Perhaps you’ve heard recited “The Oscar Romero Prayer.” It was composed by Bishop Ken Untener for inclusion in a homily by Cardinal John Dearden in 1979 at a celebration of departed priests. It is often prayed at services commemorating the martyrdom of Bishop Romero, but also on other occasions of transition. It sums up perfectly my own thoughts as I am about to move into a new phase of life.
It helps, now and then, to step back and take a long view.
The kingdom is not only beyond our efforts, it is even beyond our vision.
We accomplish in our lifetime only a tiny fraction of the magnificent
enterprise that is God’s work. Nothing we do is complete, which is a way of
saying that the Kingdom always lies beyond us.
No statement says all that could be said.

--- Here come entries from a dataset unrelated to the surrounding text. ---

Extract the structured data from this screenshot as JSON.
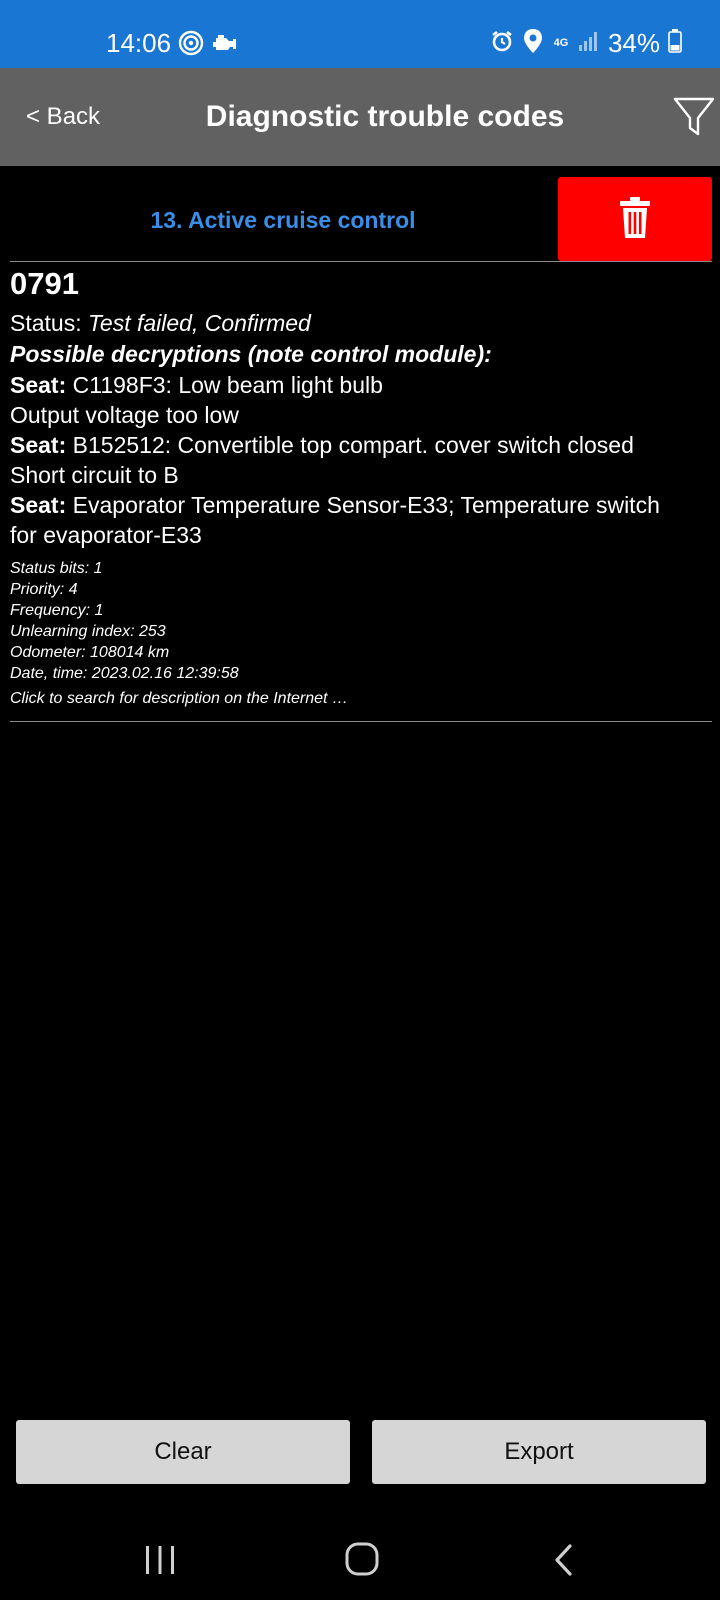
{
  "status_bar": {
    "time": "14:06",
    "network": "4G",
    "battery": "34%"
  },
  "header": {
    "back_label": "< Back",
    "title": "Diagnostic trouble codes"
  },
  "module": {
    "title": "13. Active cruise control"
  },
  "dtc": {
    "code": "0791",
    "status_label": "Status: ",
    "status_value": "Test failed, Confirmed",
    "possible_heading": "Possible decryptions (note control module):",
    "decryptions": [
      {
        "label": "Seat:",
        "line1": " C1198F3: Low beam light bulb",
        "line2": "Output voltage too low"
      },
      {
        "label": "Seat:",
        "line1": " B152512: Convertible top compart. cover switch closed",
        "line2": "Short circuit to B"
      },
      {
        "label": "Seat:",
        "line1": " Evaporator Temperature Sensor-E33; Temperature switch",
        "line2": "for evaporator-E33"
      }
    ],
    "meta": {
      "status_bits": "Status bits: 1",
      "priority": "Priority: 4",
      "frequency": "Frequency: 1",
      "unlearning_index": "Unlearning index: 253",
      "odometer": "Odometer: 108014 km",
      "date_time": "Date, time: 2023.02.16 12:39:58"
    },
    "search_hint": "Click to search for description on the Internet …"
  },
  "actions": {
    "clear_label": "Clear",
    "export_label": "Export"
  },
  "colors": {
    "status_bar": "#1976d2",
    "app_bar": "#616161",
    "module_title": "#3a8ee6",
    "delete_button": "#ff0000",
    "button_bg": "#d6d6d6"
  },
  "icons": {
    "status_left": [
      "nfc-icon",
      "car-engine-icon"
    ],
    "status_right": [
      "alarm-icon",
      "location-icon",
      "signal-icon",
      "battery-icon"
    ],
    "filter": "filter-icon",
    "delete": "trash-icon",
    "nav": [
      "recents-icon",
      "home-icon",
      "back-icon"
    ]
  }
}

No prayer fully expresses our faith.
No confession brings perfection.
No pastoral visit brings wholeness.
No program accomplishes the Church’s mission.
No set of goals and objectives includes everything.
This is what we are about.
We plant the seeds that one day will grow.
We water seeds already planted, knowing that they hold future promise.
We lay foundations that will need further development.
We provide yeast that produces far beyond our capabilities.
We cannot do everything, and there is a sense of liberation in realizing that.
This enables us to do something, and to do it very well.
It may be incomplete, but it is a beginning, a step along the way, an
opportunity for the Lord’s grace to enter and do the rest.
We may never see the end results, but that is the difference between the master
builder and the worker.
We are workers, not master builders; ministers, not messiahs.
We are prophets of a future not our own.
Let me close by expressing my heartfelt thanks to all of the many wonderful people associated with Perkins School of Theology and SMU. I trust that you will continue to support our cherished school and its leadership for years to come. I shall always remember you with profound gratitude.